Senate Committee Developing Legislation To Fix EHR Issues
The Senate Health, Education, Labor and Pensions Committee is developing legislation to address electronic health record-related issues identified by stakeholders during a series of six hearings this year, National Journal reports (Roubein, National Journal, 10/21).
During one of the hearings in April, Sen. Lamar Alexander (R-Tenn.) said that he and Sen. Patty Murray (D-Wash.), the ranking Democrat on the HELP committee, established a bipartisan working group to identify problems with EHRs that can be addressed through administrative or legislative action (iHealthBeat, 4/24).
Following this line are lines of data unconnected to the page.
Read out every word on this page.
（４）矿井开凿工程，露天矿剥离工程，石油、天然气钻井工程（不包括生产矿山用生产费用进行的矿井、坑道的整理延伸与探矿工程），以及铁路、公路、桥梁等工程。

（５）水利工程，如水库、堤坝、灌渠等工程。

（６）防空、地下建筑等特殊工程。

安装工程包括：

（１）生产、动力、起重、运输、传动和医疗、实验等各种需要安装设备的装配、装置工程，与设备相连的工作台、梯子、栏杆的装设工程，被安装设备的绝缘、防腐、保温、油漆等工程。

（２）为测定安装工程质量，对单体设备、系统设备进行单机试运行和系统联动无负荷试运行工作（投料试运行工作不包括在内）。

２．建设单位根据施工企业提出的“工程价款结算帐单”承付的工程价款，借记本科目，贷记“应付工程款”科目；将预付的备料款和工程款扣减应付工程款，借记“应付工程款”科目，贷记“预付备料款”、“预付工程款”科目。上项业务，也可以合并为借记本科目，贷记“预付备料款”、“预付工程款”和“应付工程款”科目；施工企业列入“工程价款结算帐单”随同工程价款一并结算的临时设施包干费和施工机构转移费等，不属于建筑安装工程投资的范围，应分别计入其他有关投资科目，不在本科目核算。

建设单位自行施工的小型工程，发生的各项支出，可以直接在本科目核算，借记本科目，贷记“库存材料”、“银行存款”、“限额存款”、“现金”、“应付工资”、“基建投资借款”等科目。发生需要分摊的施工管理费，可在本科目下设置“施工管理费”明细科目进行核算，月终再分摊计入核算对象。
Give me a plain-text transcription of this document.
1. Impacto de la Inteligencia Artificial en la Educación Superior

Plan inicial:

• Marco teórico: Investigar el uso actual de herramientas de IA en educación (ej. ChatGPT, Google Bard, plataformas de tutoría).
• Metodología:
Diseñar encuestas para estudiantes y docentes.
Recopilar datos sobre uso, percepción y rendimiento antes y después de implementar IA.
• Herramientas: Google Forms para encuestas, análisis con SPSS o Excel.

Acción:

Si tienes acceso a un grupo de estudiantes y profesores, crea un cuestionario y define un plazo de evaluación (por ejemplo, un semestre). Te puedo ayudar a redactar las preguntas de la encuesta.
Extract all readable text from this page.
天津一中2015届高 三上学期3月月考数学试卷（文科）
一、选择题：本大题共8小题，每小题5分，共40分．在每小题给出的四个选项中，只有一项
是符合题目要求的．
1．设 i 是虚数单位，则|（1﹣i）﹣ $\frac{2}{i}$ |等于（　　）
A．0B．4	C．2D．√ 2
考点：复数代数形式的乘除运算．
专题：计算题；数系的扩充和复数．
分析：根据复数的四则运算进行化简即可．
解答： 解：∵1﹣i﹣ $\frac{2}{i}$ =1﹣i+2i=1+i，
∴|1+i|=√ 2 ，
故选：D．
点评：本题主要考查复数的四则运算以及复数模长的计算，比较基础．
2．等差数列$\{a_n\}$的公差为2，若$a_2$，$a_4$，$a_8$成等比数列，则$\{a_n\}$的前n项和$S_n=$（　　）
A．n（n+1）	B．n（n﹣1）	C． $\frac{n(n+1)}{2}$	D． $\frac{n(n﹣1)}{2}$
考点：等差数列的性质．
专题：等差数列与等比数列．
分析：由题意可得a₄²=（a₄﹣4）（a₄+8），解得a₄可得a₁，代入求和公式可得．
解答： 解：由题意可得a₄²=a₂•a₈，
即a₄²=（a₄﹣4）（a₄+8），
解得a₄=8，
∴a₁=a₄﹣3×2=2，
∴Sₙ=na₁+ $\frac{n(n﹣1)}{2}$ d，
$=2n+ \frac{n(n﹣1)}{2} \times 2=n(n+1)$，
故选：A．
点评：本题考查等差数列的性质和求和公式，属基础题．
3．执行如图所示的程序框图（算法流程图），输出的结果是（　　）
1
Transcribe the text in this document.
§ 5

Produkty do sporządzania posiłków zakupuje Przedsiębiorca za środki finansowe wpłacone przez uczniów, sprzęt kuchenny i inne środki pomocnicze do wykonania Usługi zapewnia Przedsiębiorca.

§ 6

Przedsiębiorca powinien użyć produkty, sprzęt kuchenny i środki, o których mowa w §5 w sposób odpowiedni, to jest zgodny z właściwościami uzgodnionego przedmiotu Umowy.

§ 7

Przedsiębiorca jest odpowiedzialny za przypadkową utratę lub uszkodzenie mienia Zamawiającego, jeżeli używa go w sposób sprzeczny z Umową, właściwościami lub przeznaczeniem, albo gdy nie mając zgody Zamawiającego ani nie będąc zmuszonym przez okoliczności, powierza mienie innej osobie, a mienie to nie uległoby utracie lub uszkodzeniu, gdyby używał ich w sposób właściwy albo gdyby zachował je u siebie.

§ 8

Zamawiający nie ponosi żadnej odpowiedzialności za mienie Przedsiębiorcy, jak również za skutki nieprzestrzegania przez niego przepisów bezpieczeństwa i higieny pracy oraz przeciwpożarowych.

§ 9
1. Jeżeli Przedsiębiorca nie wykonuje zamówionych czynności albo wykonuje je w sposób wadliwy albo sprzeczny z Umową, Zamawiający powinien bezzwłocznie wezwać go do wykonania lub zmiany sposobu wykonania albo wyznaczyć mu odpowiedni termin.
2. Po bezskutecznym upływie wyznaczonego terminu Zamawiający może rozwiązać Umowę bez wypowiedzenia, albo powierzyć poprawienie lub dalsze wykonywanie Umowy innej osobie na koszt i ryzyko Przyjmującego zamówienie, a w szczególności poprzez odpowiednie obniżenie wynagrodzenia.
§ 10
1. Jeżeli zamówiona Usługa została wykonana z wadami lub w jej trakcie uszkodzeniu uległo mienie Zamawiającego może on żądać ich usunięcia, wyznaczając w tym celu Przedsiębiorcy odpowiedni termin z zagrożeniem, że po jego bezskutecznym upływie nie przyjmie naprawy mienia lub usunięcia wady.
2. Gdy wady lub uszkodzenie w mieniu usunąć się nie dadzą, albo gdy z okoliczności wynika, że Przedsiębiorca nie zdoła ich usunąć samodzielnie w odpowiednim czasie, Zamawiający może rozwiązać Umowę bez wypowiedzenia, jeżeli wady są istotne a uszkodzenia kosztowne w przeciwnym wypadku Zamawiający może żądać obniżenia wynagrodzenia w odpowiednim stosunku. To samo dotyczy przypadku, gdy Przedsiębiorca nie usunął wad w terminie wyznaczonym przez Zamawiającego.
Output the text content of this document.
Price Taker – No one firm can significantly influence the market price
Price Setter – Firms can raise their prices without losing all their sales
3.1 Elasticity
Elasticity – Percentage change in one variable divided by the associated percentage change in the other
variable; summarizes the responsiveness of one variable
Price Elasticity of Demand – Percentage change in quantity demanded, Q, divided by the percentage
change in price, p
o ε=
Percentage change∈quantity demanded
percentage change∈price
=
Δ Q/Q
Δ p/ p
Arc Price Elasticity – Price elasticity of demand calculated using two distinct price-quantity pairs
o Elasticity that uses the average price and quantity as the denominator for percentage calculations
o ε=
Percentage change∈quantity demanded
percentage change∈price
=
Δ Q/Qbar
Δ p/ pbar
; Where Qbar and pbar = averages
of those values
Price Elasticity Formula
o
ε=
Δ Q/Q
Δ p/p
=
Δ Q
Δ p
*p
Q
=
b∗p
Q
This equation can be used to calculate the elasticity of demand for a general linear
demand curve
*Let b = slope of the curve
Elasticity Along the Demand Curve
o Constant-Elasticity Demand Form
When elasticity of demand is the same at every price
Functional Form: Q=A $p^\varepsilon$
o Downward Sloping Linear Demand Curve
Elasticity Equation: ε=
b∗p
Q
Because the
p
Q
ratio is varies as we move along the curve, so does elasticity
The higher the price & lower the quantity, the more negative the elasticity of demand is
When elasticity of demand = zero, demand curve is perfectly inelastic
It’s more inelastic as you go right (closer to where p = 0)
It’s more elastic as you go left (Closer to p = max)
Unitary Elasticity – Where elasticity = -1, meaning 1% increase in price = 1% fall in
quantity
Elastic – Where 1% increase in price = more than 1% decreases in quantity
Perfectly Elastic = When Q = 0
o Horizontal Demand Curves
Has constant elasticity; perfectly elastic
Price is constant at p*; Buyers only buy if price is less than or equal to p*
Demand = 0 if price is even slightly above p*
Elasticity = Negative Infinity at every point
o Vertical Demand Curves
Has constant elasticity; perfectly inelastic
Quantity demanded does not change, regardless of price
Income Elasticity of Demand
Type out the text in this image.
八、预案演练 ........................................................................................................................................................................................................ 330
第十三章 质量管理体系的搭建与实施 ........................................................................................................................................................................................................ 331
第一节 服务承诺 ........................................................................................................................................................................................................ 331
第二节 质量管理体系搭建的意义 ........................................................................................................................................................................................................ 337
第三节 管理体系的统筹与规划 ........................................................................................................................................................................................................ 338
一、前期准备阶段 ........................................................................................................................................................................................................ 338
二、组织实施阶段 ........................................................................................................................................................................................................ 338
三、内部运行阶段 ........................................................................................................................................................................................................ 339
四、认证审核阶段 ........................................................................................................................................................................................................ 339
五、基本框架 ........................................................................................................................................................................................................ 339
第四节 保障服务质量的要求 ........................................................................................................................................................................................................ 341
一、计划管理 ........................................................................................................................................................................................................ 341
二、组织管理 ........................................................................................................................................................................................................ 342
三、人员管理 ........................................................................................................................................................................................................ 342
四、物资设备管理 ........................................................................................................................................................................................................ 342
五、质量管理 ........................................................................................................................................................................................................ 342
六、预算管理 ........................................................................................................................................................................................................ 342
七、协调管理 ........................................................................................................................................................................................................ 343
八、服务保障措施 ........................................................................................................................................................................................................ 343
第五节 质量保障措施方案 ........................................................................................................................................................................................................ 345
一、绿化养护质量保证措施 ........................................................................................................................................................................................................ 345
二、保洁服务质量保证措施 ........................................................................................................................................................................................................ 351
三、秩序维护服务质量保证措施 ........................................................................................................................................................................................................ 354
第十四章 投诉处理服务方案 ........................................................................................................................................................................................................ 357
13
The last hearing was held Oct. 1, and the working group is now setting priorities to include in the committee's "medical innovation bill." The bill is likely to be introduced this year.
Alexander has said the committee has been working with the Obama administration "diligently for months to develop seven areas of agreement for legislation to actually achieve interoperability."
According to National Journal, those priorities include:
- Bolstering standards;
- Ensuring that the EHR certification system does what is intended to;
- Improving access to EHRs for all members of a health care team;
- Improving patient access to their medical records;
- Limiting "physician documentation";
- Preventing information blocking; and
- Strengthening the security and privacy of EHRs.
Other Potential Priorities
Meanwhile, Murray has said that other priorities should include developing a system for providers to shop for and compare EHR systems.
Earlier this month, Sens. Bill Cassidy (R-La.) and Sheldon Whitehouse (D-R.I.) introduced legislation to address such an issue (National Journal, 10/21). Specifically, the Transparent Ratings on Usability and Security to Transform Information Technology -- or TRUST IT -- Act of 2015, would require the Office of the National Coordinator for Health IT to develop a rating system for health IT products to measure their performance on:
- Security; and
- Usability (iHealthBeat, 10/8).
Several TRUST IT Act provisions could be included in the HELP committee's bill, according to Alexander.
Alexander also has called on federal regulators to delay the start date of Stage 3 of the meaningful use program, but it is unclear whether the committee's legislation will include any changes to the program's timeline.
Under the 2009 economic stimulus package, providers who demonstrate meaningful use of certified electronic health records can qualify for Medicaid and Medicare incentive payments (iHealthBeat, 10/2). CMS and the Office of the National Coordinator for Health IT released the final rule for Stage 3 of the meaningful use program on Oct. 6 (iHealthBeat, 10/7).